Climbed all the way up there! 

                                                  Our Bedouin Camp for the Night

                                    Playing soccer/catch/throw/punt/keep away

                                                           My Roommate Katy!

cute
                                                                           exploring
                                                                      camel riding take II
Our Group! 

One really nice thing about this trip was that at the bedouin camp we stayed at, we made some friends with kids whose parents worked at the camp, and played a combination game of soccer/catch/throw/punt/keep away. There was really no uniformity to it, but they were adorable and it was just really cute and a lot of fun. 
At Petra, instead of hiking up the mountain to the monastery this time, I went and explored some other areas of the ancient city.
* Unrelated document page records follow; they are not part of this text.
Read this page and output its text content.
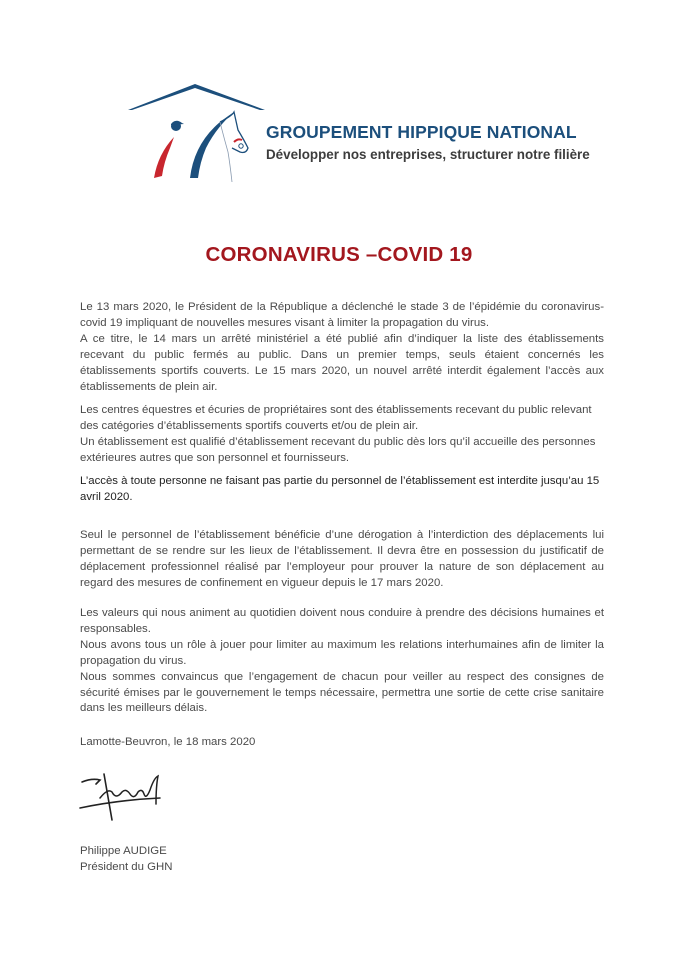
GROUPEMENT HIPPIQUE NATIONAL
Développer nos entreprises, structurer notre filière
CORONAVIRUS –COVID 19

Le 13 mars 2020, le Président de la République a déclenché le stade 3 de l’épidémie du coronavirus-covid 19 impliquant de nouvelles mesures visant à limiter la propagation du virus.

A ce titre, le 14 mars un arrêté ministériel a été publié afin d’indiquer la liste des établissements recevant du public fermés au public. Dans un premier temps, seuls étaient concernés les établissements sportifs couverts. Le 15 mars 2020, un nouvel arrêté interdit également l’accès aux établissements de plein air.

Les centres équestres et écuries de propriétaires sont des établissements recevant du public relevant des catégories d’établissements sportifs couverts et/ou de plein air.

Un établissement est qualifié d’établissement recevant du public dès lors qu’il accueille des personnes extérieures autres que son personnel et fournisseurs.

L’accès à toute personne ne faisant pas partie du personnel de l’établissement est interdite jusqu’au 15 avril 2020.

Seul le personnel de l’établissement bénéficie d’une dérogation à l’interdiction des déplacements lui permettant de se rendre sur les lieux de l’établissement. Il devra être en possession du justificatif de déplacement professionnel réalisé par l’employeur pour prouver la nature de son déplacement au regard des mesures de confinement en vigueur depuis le 17 mars 2020.

Les valeurs qui nous animent au quotidien doivent nous conduire à prendre des décisions humaines et responsables.

Nous avons tous un rôle à jouer pour limiter au maximum les relations interhumaines afin de limiter la propagation du virus.

Nous sommes convaincus que l’engagement de chacun pour veiller au respect des consignes de sécurité émises par le gouvernement le temps nécessaire, permettra une sortie de cette crise sanitaire dans les meilleurs délais.

Lamotte-Beuvron, le 18 mars 2020

Philippe AUDIGE

Président du GHN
It was a really great trip, but also freezing cold (especially at night)!! Thankfully once the sun came up, since we were in southern Jordan, it was warmer during the day, and warmed up to like 70.

Snow Snow Snow Snow Snow!


So I appear to be carrying the burden of bringing lovely New England weather with me wherever I go, even to palm treed-desert Jordan.
All of you Virginians might remember the winter of 02'? When school was cancelled for a week straight and we missed so many days of school that the public school system had to extend their days until 4:30 and we had school until the end of June?
Or the following year when the Superintendent of schools in Fairfax was fired because he failed to cancel school and there were many accidents? We totaled my childhood purple car :( 
Then of course there was last year, when it snowed almost 2 feet the day before I was supposed to fly out to California! And then followed the winter of the McElaney's culminating in our move due to winter flooding.
Well now, here in Amman Jordan, for the past two days it has snowed. We have about 4 inches because it keeps melting with the slush rain that comes in between bouts of snow, but it is snowing nonetheless. Pretty awesome though! 

Check out this picture of snow all over the palm tree outside my window! 


So we had a snow day this past thursday, and a delay already for Sunday, so that's all very great indeed for me! (just as long as we don't have to make up days!!)
Sunday, you ask? As it occurs to me, I realize I may not have mentioned a crucial point that the weekdays here in Jordan (and the Middle East in general) run from Sunday to Thursday, with Friday and Saturday being the weekend. It was hard adjusting to last semester, but pretty easy this semester--the real test will be when I return to the states!
So while I'm gone, and New England is facing a pretty much non-existant winter from what I'm hearing, I guess I'm to blame for having taken all the snow with me to Jordan (where it only snows every two or three years... during January...) Don't ask me why its snowing the first week of March, I guess the groundhog (if they have those here) saw me, and decided to award and shower Jordan with continued cold and freezing snowy winter!